What barriers are there keeping the Uk from having more devolved government, like US states or Canadian or Australian provinces?It seems like a healthy way to go. I can certainly understand why there would be natural resentment to anyone outside the London orbit.
From what reading I've done (and I'm no expert on politics), the big difference between a federal system (USA, Canada, etc) and a devolved system (Scotland, Wales and Northern Ireland but not currently England) is that in a devolved system, ultimate control still rests with the central government which has a constitutional remit to revoke devolved powers if it feels the situation calls for it. The right to have local government is written into each state's own constitution in a federal system and this is something that the central government cannot overrule.I do find it a little contradictory that Westminster on one hand is constantly pushing against giving over too much power to less local rule in Brussels while at the same time seeming to resist the expansion of local devolved powers within the UK.I've been thinking about the original question again. I'm proud to be Scottish first and foremost but am also proud of my British heritage and the part that Scotland has played in that. Much of the what made Britain "great" was after all forged from Scottish ingenuity and the blood of Scottish soldiers serving in the British army.If the referendum was tomorrow, I'd vote "Devo-max" if that was an option however if it was a straight yes or no, I think on reflection I'd have to vote "Yes" because I'd fear that a strong "No" vote would be misinterpreted as a general desire to retain as much power in Westminster as possible and could even result in a reduction in currently devolved powers. I don't think sufficient numbers would vote Yes for us to get independence but if they did, maybe it would be a sign that there might just be enough will to actually make it work.
Is there any move to an English Parliament? Where would it be? Somewhere like Birmingham or Manchester? Perhaps an ancient connection to Winchester?
I do feel that the English are getting left out of all of this and that there should be one or more assemblies that deal exclusively with local matters in England, leaving Westminster to deal with truly national issues. I don't know if the location of this is that important in this age of instant communications but I do think it should be clearly separated from Westminster. If that means siting it away from London then I'd probably suggest Birmingham or Manchester as good alternatives with decent transport links. Alternatively, how's about following historical precedent and using Winchester for a Southern assembly and York for a Northern one?
My first journey to the UK was this April, and one morning, while walking in Edinburgh, we noticed the Scottish government offices at St. Andrews house, which looks remarkably like one of the main government office buildings in SC's capital of Columbia.

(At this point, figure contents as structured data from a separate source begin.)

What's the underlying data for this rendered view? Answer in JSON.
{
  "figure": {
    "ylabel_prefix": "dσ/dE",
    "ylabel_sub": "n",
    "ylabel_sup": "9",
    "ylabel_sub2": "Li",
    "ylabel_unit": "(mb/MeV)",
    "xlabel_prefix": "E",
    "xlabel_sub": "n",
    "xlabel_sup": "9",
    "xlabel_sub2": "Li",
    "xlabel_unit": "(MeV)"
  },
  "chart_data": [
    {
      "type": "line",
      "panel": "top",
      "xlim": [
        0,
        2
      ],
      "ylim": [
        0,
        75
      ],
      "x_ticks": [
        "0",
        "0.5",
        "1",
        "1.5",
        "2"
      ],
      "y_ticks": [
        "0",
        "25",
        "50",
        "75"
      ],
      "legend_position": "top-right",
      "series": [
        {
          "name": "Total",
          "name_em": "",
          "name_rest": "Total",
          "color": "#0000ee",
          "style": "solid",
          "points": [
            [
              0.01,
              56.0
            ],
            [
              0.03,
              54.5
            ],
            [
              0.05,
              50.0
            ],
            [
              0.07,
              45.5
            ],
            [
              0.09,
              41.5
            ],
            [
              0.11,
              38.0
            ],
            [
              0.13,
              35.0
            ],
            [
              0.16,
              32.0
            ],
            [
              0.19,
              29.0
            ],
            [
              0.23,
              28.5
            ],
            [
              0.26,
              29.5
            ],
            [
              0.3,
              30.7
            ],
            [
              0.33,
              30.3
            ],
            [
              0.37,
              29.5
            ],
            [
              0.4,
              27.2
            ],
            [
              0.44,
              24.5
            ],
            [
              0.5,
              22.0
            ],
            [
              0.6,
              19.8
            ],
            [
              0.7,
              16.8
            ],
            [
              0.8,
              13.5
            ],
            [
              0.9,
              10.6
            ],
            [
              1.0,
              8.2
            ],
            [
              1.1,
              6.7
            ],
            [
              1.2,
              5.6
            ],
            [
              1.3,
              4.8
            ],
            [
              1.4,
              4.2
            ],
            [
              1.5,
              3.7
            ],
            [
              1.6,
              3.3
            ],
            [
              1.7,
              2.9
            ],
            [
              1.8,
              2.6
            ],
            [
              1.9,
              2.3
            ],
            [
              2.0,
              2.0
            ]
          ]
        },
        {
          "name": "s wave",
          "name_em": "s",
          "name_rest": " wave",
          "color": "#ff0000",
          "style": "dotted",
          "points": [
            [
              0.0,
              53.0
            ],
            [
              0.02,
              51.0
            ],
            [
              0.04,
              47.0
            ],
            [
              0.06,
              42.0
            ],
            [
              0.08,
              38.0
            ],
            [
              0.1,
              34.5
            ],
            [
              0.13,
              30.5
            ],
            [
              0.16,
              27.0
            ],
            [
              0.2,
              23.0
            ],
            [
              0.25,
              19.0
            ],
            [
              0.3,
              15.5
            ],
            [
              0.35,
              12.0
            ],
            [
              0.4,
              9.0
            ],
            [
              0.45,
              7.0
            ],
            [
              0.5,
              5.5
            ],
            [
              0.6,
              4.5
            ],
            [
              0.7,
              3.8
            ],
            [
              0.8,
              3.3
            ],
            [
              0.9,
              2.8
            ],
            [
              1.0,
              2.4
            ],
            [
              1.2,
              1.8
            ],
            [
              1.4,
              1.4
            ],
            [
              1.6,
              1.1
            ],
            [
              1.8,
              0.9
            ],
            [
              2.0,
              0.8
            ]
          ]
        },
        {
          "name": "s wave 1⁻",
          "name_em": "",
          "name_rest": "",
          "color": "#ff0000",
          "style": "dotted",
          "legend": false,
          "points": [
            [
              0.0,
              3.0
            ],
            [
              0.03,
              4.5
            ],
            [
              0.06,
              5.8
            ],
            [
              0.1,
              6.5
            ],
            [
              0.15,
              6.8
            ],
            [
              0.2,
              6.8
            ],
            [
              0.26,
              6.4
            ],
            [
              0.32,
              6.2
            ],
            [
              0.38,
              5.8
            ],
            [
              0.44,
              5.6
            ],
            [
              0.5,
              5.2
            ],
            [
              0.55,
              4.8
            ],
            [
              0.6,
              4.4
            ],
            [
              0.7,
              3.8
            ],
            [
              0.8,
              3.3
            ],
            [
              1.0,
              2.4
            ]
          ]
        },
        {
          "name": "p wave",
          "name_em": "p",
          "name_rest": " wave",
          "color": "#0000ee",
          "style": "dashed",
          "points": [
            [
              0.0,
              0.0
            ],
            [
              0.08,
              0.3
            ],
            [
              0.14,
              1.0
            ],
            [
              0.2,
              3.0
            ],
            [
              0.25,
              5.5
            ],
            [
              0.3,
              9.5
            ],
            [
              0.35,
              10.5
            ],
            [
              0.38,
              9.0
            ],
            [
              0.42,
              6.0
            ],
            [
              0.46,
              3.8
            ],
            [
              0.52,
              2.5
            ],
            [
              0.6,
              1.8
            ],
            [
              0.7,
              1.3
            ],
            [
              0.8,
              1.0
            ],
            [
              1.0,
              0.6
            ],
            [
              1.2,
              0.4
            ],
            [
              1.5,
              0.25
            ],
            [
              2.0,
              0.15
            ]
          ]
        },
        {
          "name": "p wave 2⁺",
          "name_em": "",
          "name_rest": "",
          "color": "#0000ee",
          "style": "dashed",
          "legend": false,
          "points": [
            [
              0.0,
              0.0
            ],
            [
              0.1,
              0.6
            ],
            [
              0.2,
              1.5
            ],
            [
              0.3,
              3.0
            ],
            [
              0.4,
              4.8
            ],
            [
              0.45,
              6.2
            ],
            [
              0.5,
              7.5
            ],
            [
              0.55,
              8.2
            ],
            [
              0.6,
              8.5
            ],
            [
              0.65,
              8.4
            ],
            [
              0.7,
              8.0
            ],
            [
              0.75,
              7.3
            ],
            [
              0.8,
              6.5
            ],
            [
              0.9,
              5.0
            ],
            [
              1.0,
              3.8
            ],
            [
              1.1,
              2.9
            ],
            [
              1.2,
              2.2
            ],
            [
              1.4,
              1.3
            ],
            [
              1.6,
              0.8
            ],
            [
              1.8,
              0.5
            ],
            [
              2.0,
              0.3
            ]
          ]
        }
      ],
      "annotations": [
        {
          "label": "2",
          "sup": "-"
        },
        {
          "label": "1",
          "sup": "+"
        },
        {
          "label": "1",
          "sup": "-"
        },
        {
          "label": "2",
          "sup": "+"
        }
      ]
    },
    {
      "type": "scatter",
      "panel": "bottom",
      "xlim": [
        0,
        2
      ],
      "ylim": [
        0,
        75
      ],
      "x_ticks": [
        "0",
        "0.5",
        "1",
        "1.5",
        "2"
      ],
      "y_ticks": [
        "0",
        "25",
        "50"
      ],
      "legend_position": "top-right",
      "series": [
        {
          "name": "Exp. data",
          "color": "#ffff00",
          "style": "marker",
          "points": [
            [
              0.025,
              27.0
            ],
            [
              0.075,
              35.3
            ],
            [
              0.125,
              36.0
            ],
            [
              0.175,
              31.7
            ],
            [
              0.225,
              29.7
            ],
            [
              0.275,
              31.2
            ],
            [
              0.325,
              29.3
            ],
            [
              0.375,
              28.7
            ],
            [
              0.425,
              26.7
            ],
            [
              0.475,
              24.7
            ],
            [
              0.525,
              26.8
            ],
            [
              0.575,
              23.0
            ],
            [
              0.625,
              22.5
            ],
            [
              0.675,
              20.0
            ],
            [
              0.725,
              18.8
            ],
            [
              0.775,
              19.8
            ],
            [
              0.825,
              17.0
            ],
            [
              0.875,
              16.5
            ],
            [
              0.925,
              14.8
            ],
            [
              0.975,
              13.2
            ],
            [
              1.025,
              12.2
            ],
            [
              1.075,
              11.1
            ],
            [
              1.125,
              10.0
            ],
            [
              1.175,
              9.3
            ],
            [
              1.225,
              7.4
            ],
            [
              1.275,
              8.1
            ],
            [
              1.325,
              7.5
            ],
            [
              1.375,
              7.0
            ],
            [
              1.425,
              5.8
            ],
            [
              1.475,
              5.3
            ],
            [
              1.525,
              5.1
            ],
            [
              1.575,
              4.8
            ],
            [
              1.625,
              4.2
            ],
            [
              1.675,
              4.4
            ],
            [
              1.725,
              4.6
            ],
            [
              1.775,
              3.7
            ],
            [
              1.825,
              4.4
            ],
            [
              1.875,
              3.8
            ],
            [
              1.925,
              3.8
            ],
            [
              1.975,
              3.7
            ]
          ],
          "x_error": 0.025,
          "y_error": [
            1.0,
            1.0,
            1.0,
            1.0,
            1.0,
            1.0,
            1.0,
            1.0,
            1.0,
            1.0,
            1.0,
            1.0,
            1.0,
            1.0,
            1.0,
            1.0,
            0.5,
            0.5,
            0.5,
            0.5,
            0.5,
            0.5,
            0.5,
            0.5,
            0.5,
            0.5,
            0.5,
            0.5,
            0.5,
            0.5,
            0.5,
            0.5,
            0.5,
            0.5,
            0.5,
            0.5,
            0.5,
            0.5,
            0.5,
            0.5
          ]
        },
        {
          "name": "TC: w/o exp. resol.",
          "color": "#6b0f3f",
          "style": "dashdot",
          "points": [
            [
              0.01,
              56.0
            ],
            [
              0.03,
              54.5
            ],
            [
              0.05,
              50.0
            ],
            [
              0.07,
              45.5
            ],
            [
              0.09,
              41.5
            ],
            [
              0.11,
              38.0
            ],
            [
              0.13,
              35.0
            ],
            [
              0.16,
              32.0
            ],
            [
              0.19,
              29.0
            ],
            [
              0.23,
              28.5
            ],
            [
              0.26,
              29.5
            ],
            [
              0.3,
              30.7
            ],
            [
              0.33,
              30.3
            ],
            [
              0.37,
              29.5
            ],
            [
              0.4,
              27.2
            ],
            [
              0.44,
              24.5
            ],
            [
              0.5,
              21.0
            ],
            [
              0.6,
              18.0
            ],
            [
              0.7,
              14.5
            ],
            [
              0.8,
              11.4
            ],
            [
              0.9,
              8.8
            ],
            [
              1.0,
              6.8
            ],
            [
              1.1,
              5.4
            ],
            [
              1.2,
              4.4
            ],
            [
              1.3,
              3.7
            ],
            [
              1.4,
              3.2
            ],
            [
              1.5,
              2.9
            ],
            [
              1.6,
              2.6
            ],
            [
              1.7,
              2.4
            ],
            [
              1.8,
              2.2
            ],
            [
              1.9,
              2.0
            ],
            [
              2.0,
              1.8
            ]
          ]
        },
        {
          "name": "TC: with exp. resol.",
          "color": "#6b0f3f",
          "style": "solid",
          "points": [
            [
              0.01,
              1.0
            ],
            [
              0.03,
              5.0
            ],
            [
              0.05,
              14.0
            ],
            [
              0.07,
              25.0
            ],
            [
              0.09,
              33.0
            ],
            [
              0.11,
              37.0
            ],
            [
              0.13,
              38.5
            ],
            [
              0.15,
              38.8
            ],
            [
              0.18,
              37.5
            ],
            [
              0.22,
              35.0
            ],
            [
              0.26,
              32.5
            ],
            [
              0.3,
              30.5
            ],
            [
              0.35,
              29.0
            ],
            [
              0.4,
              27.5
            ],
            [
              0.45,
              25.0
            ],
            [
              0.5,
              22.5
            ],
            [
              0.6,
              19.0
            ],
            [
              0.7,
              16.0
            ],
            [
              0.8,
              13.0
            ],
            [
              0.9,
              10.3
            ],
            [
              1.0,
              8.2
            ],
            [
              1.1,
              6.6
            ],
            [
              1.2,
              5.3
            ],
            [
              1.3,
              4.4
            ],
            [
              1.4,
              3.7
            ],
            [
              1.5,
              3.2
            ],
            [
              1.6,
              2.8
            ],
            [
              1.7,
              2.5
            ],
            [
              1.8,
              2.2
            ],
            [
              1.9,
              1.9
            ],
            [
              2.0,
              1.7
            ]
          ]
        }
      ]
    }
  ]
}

I suppose out of ignorance I was really surprised just how recent a move it has been to transfer some local services from Westminster to Edinburgh.
That was home of the Scottish Office since the 1930s I think. The new parliament building at Holyrood was opened in 2004 (with much controversy over its design and cost). Remember that while we've got a parliament now for the first time in hundreds of years, Scotland has always retained some amount of autonomy having for example our own very distinct set of laws and an entirely different education system to the rest of the UK.Just re-read this. Sorry for rambling on a bit over this!Pete.